A future without oaks
In Rhode Island, about 45,000 acres of hardwood forest, most of it oak trees, died as a result of the gypsy moth infestation.
The question that will be answered in the years to come is what a landscape without oaks will look like. The trees will eventually regenerate, but it’s a slow process, often hampered by deer, which eat oak seedlings, and by the state’s poor, thin soil.
“They’re not necessarily wiped off the map, but given the soil conditions in much of Rhode Island, rocky, nutrient-poor soil, the comeback is going to be slow, for sure,” Ricard said.
Nevertheless, Ricard believes the oak deaths will prove to be beneficial to the forest ecosystem, resulting in more diverse, ecologically productive forests.

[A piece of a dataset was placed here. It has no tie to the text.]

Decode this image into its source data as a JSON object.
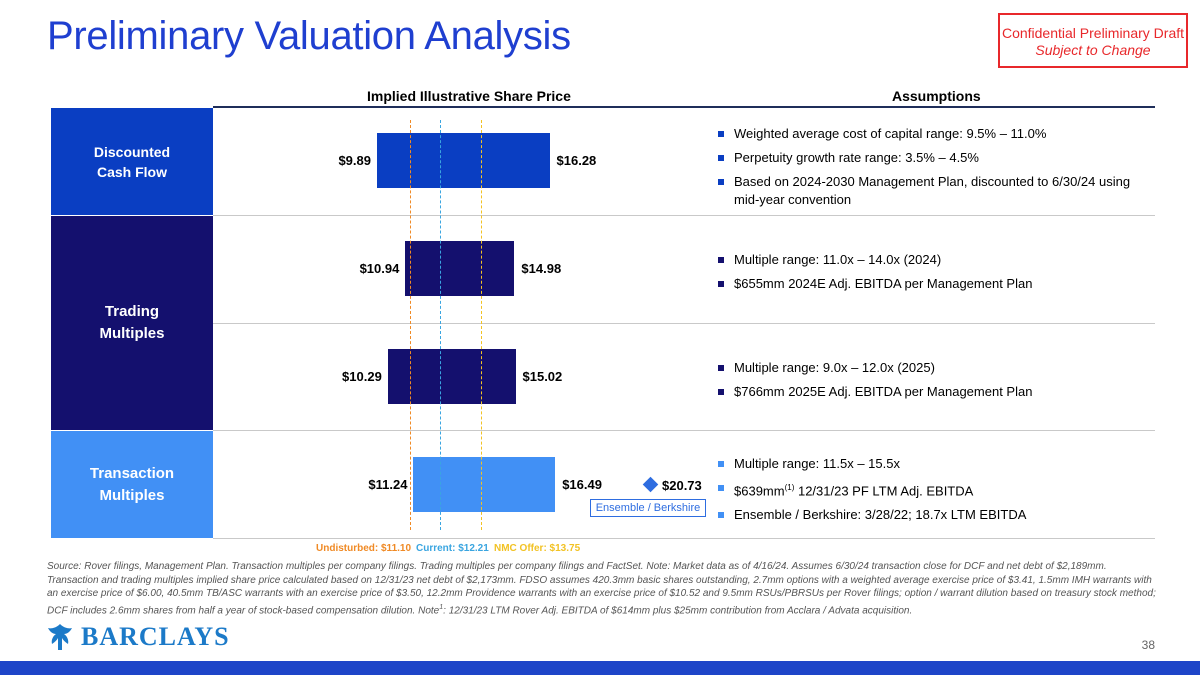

“From an ecologist’s position, the mortality the gypsy moth caused is much like what a hurricane or a fire event or some other natural abiotic [physical] factor would have caused, and the upside of the mortality, one of the upsides, is that we now have more of an uneven-aged forest,” he said. “The forest that we have now is roughly 110 years old and it’s mostly even-aged. … You really want to have an uneven aged forest to maintain a rhythm. You don’t want all the trees getting sick and dying at the same time. You want it to occur on a rolling basis. So the gypsy moth did us that favor.”
The loss of the oak canopy will adversely impact some species, but other species will benefit.
“It’s going to be a benefit to wildlife, particularly early successional stage songbirds,” Ricard said. “Early succession forest is severely lacking in the state and the birds that use it, their numbers are declining, so there’s going to be a benefit to them.”
Another benefit, Ricard said, will be improved carbon sequestration.
“Young, growing trees sequester carbon at a higher rate than older trees,” he said. “Older trees have it stored a lot more, but the rate of sequestration is higher among younger trees.”
Mooney said he expects Rhode Island’s forests to look very different for many years to come.
“The southern New England forest, in general, is large enough to handle disruptions like this, but there’ll be a habitat change in the interim,” he said. “Is the interim five years or decades long? I don’t know. Areas that have been defoliated and are now exposed to sunlight … that habitat will be in a different state, probably for decades.”